I don't think I ever appreciated him fully. I tended to take him for granted, never taking time to find out where his scars came from. When I think of it now, it tends to overwhelm me. At age twelve he ran away from home in Russia, a small village named Slutz where his family had a lumber business. He hustled himself to America, thought he had it made and got turned back at Ellis Island when the old man who was claiming to be him Uncle, said, "I never saw the kid until he got on the ship in Danzig."

He was deported immediately, but, it took him almost a year to wind his way back home.

He said, "I came home and stood in the yard and no one recognized me except my black dog, Muchkie, he knew me, and I was home..."

He stayed home for a few months, then ran away again, and this time successfully hustled his way into the United States. He worked as a singing waiter in Coney Island with Jimmy Durante, was a quartermaster sergeant in the U.S. Army during World War I, and he kept wearing a gun throughout the 1920's.

My greatest regret to this day, is that I never asked him about any of these adventures. It boggles my mind to think of him at age 12, traveling around the world and surviving as he did. He kept it sewed up inside, and I didn't have the wisdom and love to pry it out. It's like the greatest jig-saw puzzle of my life. How did he eat? What did he have to do to survive. He never shed a tear in the whole time I knew him. When Danny died in the war, Herman was totally unemotional. Looking at his face that day, I'll never forget it. It was strong, compassionate, but unemotional. I remember thinking then, "how much death has he seen to make him that way..". It took Kitty three years to convince Herman to sign the papers to bring Danny's body home from Europe. He was my model, and I skated on all his surfaces, never allowing myself to get into the depth. His strong silent values were there, and in my glib blindness I never saw it. The greatest day of my young life was when I beat him two out of three in Pinochle. From that day on, I became more arrogant in my ignorance. After all, it was justified, I was a teenager.

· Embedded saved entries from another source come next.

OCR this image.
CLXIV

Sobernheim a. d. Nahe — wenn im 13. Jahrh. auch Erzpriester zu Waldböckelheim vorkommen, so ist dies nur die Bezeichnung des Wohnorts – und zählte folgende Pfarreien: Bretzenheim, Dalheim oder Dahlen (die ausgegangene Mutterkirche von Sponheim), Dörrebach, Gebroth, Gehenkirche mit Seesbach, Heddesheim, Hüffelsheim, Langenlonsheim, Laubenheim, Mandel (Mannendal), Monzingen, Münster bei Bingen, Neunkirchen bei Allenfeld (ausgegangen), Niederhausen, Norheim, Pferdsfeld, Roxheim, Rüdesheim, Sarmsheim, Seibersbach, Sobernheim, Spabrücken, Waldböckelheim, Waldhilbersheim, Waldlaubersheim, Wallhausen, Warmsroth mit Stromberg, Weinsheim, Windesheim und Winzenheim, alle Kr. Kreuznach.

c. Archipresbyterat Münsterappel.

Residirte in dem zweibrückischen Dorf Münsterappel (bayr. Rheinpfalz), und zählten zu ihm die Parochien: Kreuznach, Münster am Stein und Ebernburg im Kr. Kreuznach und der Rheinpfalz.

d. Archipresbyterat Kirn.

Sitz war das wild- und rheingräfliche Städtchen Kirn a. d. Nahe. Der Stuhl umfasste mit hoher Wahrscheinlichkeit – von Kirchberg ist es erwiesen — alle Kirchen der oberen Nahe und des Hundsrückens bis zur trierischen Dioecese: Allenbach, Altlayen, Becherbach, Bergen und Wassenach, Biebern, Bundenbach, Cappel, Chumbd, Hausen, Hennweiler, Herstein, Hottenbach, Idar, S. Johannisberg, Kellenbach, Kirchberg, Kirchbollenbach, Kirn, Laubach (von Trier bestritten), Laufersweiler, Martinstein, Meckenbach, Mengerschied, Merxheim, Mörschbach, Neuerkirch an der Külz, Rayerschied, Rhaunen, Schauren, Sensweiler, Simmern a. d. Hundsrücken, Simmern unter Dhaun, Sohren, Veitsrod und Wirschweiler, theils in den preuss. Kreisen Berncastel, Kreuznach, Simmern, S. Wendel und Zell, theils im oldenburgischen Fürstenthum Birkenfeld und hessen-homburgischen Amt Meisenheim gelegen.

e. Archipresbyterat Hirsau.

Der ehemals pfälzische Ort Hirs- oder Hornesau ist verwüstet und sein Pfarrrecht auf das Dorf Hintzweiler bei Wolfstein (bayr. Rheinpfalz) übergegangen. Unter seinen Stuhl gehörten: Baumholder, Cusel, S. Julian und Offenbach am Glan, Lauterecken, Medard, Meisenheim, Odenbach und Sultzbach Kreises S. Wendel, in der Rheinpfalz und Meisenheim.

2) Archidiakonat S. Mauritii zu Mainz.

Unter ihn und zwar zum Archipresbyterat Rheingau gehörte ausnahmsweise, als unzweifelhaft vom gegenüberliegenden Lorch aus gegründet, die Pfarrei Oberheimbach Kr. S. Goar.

I think I began to develop some political awareness when I was thirteen. I'd been Bar Mitzvah'd, finished Hebrew School, quit the Boy Scouts, lost my virginity, and took a job with Phil The Bookie on Morris Avenue, not far from The Yankee Stadium, and where Roy Cohn was growing up. He learning about political corruption in his fathers house. He growing up and seeing and hearing all the wheeling and dealing of his father, Judge Cohn, the chief aid to Boss Flynn of the Bronx. Five blocks away I was getting the same education with Phil The Bookie. I had chosen my fathers path without any full understanding of his morality. The lessons I learned about government in the bookie parlor were more profound then any school civics class. Seeing the cops paid off weekly taught me more about government then any text book could. And, when I went to work at the U.S.Senate with Roy Cohn ten years later, I found the morality and ethical code not much different from the bookie's back room, I had little to unlearn.